Leslie Swearingen 5 years ago

Photo op, maybe a book deal depending. Seriously? I have no idea. They had to change the Fujita Scale because the storms are stronger than in the past.

EF4 the one that hit Moore would: "Devastating damage. Whole frame houses Well-constructed houses and whole frame houses completely leveled; cars thrown and small missiles generated."

There is no place to go.

ohjayhawk 5 years ago

Actually, the Fujita scale was changed to mainly account for quality of construction. They had found that there were too many tornadoes that were being classified at too high a scale because the observed damage was to poorly constructed buildings. So, in fact, the winds on the enhanced Fujita scale have dropped. For example, a tornado that was classified as an F-5 on the old scale was thought to have winds of 261-318 mph. On the new scale, an EF-5 tornado has an estimated wind speed of >200 mph. So, the scale wasn't adjusted because the storms are stronger in the past. It was adjusted for reasons opposite of that.

Ron Holzwarth 5 years ago

Although I've seen some tornadoes, only one time was I in the direct path of one. Fortunately, I was driving on the Interstate at the time. So, I parked my car at the bottom of a valley, and my friend and I ran and hid way back inside the culvert under the Interstate. It was a very long one, stretching from one side of the Interstate clear underneath the lanes going the other way, and about five feet in diameter. My friend was from New York, and had never experienced a tornado before, so he was a bit bewildered by this.
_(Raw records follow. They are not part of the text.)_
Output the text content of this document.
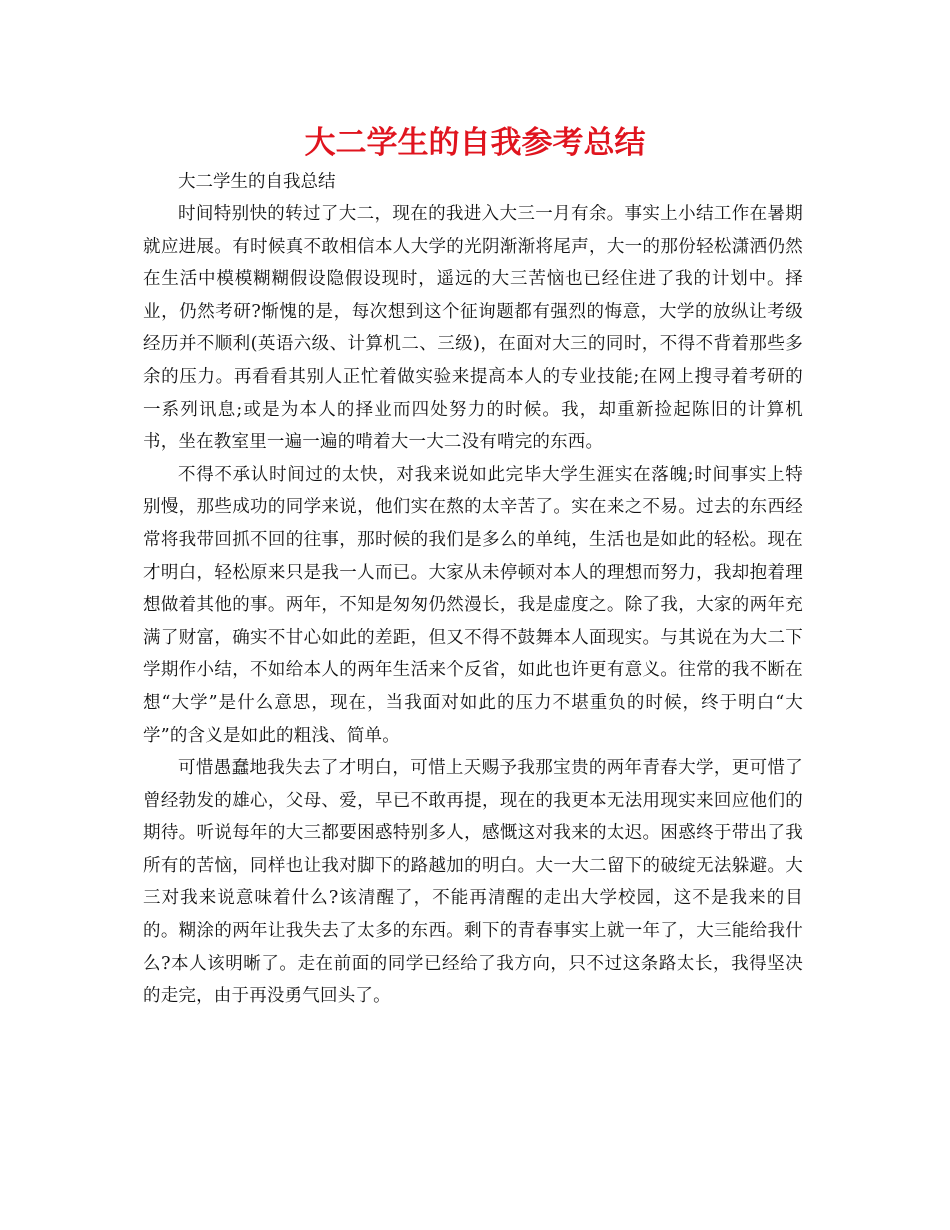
大二学生的自我参考总结

大二学生的自我总结

时间特别快的转过了大二，现在的我进入大三一月有余。事实上小结工作在暑期就应进展。有时候真不敢相信本人大学的光阴渐渐将尾声，大一的那份轻松潇洒仍然在生活中模模糊糊假设隐假设现时，遥远的大三苦恼也已经住进了我的计划中。择业，仍然考研?惭愧的是，每次想到这个征询题都有强烈的悔意，大学的放纵让考级经历并不顺利(英语六级、计算机二、三级)，在面对大三的同时，不得不背着那些多余的压力。再看看其别人正忙着做实验来提高本人的专业技能;在网上搜寻着考研的一系列讯息;或是为本人的择业而四处努力的时候。我，却重新捡起陈旧的计算机书，坐在教室里一遍一遍的啃着大一大二没有啃完的东西。

不得不承认时间过的太快，对我来说如此完毕大学生涯实在落魄;时间事实上特别慢，那些成功的同学来说，他们实在熬的太辛苦了。实在来之不易。过去的东西经常将我带回抓不回的往事，那时候的我们是多么的单纯，生活也是如此的轻松。现在才明白，轻松原来只是我一人而已。大家从未停顿对本人的理想而努力，我却抱着理想做着其他的事。两年，不知是匆匆仍然漫长，我是虚度之。除了我，大家的两年充满了财富，确实不甘心如此的差距，但又不得不鼓舞本人面现实。与其说在为大二下学期作小结，不如给本人的两年生活来个反省，如此也许更有意义。往常的我不断在想“大学”是什么意思，现在，当我面对如此的压力不堪重负的时候，终于明白“大学”的含义是如此的粗浅、简单。

可惜愚蠢地我失去了才明白，可惜上天赐予我那宝贵的两年青春大学，更可惜了曾经勃发的雄心，父母、爱，早已不敢再提，现在的我更本无法用现实来回应他们的期待。听说每年的大三都要困惑特别多人，感慨这对我来的太迟。困惑终于带出了我所有的苦恼，同样也让我对脚下的路越加的明白。大一大二留下的破绽无法躲避。大三对我来说意味着什么?该清醒了，不能再清醒的走出大学校园，这不是我来的目的。糊涂的两年让我失去了太多的东西。剩下的青春事实上就一年了，大三能给我什么?本人该明晰了。走在前面的同学已经给了我方向，只不过这条路太长，我得坚决的走完，由于再没勇气回头了。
It was very eerie, the wind was whipping from left to right through the culvert for a while, then the wind stopped and it became very still for a moment. Then, the wind began to whip the other way, from right to left, after the tornado had passed overhead. A few moments later, it was safe to exit the culvert.

We went back to my car, which was undamaged. I looked up and saw the tornado. It looked like a rope way high in the sky. Only a moment later, it dissipated into nothing. As a practical matter though, we weren't in any danger because the tornado had already lifted from the ground when it passed over us, the only thing it was doing was influencing the wind direction on the ground.

Unfortunately, a culvert underneath an Interstate is not always handy. But if you can ever get inside one, you are perfectly safe from any tornado. Flooding would be the only danger you could face.